KAUST's Core Laboratories and Major Facilities directly support the research mission of the University by providing state-of-the-art research facilities, training and expert services to the KAUST research community. With more than 135 staff scientists, engineers, specialists, technicians and administrators, the Core Labs function as a shared-user facility and play a key role in encouraging interdisciplinary collaboration through ease of access to major equipment and a consistent mode of operation.
Nuclear Magnetic Resonance (NMR) and Dynamic Nuclear Polarization (DNP) is an extremely powerful tool for the identification of chemical composition and the determination of molecular structure.
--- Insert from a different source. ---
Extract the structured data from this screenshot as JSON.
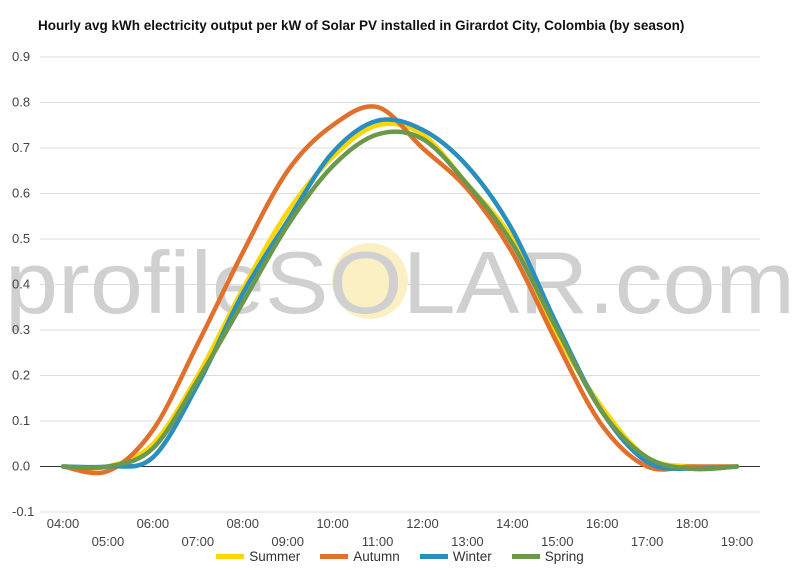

At KAUST, we boast an NMR lab housing five Solid, five liquid State NMR and one DNP spectrometers from Bruker, coupled with a huge range of accessories that allow break-through research. High-resolution NMR provide a range of exquisitely precise tools to characterize well-defined active sites in heterogeneous catalysis. Implementation of high resolution and 2-D solid state NMR techniques helped to identify surface structures at a molecular level, which is key to implementing structure–reactivity relationships and rational developments in heterogeneous catalysis. It is clear that these methods also have the potential for extensive further developments and applications, for example towards understanding more complex systems (complex oxide materials, active sites with paramagnetic or quadrupoles nucleus), probing the dynamics of surface species (access to mobility of active sites), and to monitor the active sites as a function of time.
2-D high resolution and 2-D spectra shows the power of this technique to characterize the well-defined heterogeneous catalysts prepared by surface organometallic chemistry.
The materials science electron microscopy facility houses six top-of-the-line electron microscopes. Several of these microscopes enable sub-angstrom imaging capability and ultra high-energy resolution chemical analysis capability.